The company has a playbook that they use on every deal. They ask for quality earnings on every deal. If it's a tuck-in, the company's finance team will often do it. But in bigger deals, they rely heavily on the target's advisers to maintain the pace they feel they need. That means having the data within two weeks of an LOI because they're already planning their financing strategy.

That deal team, Ties says, acts in waves. There's a pre-LOI team that's focused on getting an LOI to conclusion. While they're doing that, they're giving procedural updates to the diligence side of the house. And once the LOI is signed, then there is a baton handoff where the company's CRO, CMO and EVP of product and engineering get involved. As they do their work, they're giving procedural updates to the integration team. And soon after that, part of the team has to transition off because they've got to fill the deal pipeline again.

Key to value creation is the hearts and minds of the individuals being acquired. Historically, they would land on site, whether virtually or in person, to get as close as they can to the team being acquired as soon as possible. Since they're working to be integrated in 90 days, they need to run really hard at the data, which is financial systems first, customer-related data second, and then HR data third.

"We run incredibly fast," he says. "Without it, it's really hard to get value creation; you don't know Jane is more important than Jack and, how do you go after it and make sure you're making the right synergy calls."

However, he understands that those who are being acquired want to know as fast as possible what's going to happen to them. Through the diligence of the deal, he says they are probably 90 percent firm on where they're going with synergies, and challenges Perforce's human capital team to make sure they have the paperwork and the messaging to be able to sit down with that employee base and let them know what's going to happen.

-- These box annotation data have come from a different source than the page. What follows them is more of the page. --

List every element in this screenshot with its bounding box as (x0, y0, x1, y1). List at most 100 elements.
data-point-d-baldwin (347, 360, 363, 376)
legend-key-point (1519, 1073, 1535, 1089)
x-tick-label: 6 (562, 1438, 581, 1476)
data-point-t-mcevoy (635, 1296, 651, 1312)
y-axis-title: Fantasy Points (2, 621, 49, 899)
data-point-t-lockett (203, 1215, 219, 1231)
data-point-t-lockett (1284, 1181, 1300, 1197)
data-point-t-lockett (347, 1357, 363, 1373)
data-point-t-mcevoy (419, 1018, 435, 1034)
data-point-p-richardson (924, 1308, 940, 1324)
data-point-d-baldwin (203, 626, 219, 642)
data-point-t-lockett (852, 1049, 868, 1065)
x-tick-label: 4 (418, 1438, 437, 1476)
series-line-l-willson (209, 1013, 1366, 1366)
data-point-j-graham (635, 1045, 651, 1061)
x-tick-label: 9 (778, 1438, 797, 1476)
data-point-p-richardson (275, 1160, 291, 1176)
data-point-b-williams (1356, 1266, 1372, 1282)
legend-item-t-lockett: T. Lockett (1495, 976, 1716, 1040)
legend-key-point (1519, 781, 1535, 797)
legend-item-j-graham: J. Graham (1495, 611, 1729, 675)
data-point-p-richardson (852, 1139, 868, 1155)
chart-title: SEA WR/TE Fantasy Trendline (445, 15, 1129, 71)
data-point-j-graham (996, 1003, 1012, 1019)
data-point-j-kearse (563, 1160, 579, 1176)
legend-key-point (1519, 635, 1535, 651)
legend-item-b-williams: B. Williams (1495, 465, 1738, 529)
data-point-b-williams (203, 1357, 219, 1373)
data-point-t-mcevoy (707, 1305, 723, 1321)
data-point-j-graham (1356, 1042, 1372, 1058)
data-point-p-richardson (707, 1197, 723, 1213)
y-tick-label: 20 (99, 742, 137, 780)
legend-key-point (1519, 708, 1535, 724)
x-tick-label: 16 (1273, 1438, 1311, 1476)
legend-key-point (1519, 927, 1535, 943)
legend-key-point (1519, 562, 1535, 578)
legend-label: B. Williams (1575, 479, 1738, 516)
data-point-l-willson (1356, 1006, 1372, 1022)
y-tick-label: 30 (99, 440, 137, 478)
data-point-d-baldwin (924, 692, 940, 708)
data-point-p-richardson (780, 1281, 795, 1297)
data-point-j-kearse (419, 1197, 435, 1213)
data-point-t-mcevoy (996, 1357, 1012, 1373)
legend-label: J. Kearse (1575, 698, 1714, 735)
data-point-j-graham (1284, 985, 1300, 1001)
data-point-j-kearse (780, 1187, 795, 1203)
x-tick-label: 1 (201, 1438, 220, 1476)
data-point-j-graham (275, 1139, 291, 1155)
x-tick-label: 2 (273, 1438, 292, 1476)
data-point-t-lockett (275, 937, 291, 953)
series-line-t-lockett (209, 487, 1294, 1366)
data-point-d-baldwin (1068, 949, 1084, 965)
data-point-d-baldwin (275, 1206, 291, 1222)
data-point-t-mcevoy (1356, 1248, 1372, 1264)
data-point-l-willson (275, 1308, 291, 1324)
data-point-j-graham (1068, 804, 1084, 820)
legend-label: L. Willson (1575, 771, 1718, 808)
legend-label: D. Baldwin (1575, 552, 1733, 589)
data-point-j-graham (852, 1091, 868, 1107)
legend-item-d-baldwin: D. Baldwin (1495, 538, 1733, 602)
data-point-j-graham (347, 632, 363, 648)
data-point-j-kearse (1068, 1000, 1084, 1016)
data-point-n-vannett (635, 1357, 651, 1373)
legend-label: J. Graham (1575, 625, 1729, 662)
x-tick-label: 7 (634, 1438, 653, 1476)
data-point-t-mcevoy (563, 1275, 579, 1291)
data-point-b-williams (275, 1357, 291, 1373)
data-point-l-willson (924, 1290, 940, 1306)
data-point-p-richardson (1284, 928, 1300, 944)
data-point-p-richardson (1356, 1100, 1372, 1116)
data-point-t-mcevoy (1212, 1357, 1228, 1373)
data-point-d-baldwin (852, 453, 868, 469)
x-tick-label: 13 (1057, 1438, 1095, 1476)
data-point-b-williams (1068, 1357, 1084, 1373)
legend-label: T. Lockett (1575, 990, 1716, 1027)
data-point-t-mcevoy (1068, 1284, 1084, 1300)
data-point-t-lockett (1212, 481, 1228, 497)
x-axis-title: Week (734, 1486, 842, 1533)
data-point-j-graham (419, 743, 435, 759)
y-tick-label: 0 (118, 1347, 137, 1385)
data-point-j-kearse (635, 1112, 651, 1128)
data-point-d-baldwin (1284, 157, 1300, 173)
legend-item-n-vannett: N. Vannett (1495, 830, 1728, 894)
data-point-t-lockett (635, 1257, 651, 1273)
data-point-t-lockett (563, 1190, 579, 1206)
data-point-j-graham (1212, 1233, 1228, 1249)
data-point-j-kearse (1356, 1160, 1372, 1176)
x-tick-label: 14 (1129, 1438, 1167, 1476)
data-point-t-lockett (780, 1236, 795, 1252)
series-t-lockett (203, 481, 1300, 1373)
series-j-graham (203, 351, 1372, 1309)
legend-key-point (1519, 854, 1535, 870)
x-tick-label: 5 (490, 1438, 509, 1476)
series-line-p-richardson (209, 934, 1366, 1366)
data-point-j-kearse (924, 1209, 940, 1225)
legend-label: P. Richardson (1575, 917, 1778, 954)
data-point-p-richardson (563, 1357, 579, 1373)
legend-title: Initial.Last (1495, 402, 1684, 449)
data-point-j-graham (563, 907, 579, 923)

"It's a difficult conversation," Ties says. "Whenever you impact anybody's life, we believe that you got to do it with dignity and respect, but not delay it. So, we run really fast at that."

When the company started in 2016 it had 170 employees. Now it has 1,700. Whether someone comes to the company as a new hire or through an acquisition, it's important for the company to represent who it is — its culture — from the start.

"I've learned that when you go into a deal, if you try to be somebody different, you're only going to be able to fake it for a while," he says. "So, we come on very clear in each employee presentation that we do on day one — this is who we are, this is what you can expect, this is the standard you can hold us to. And all we ask is that everybody has to make their own individual decision. Just don't poison the well. If it's not for you, we respect it."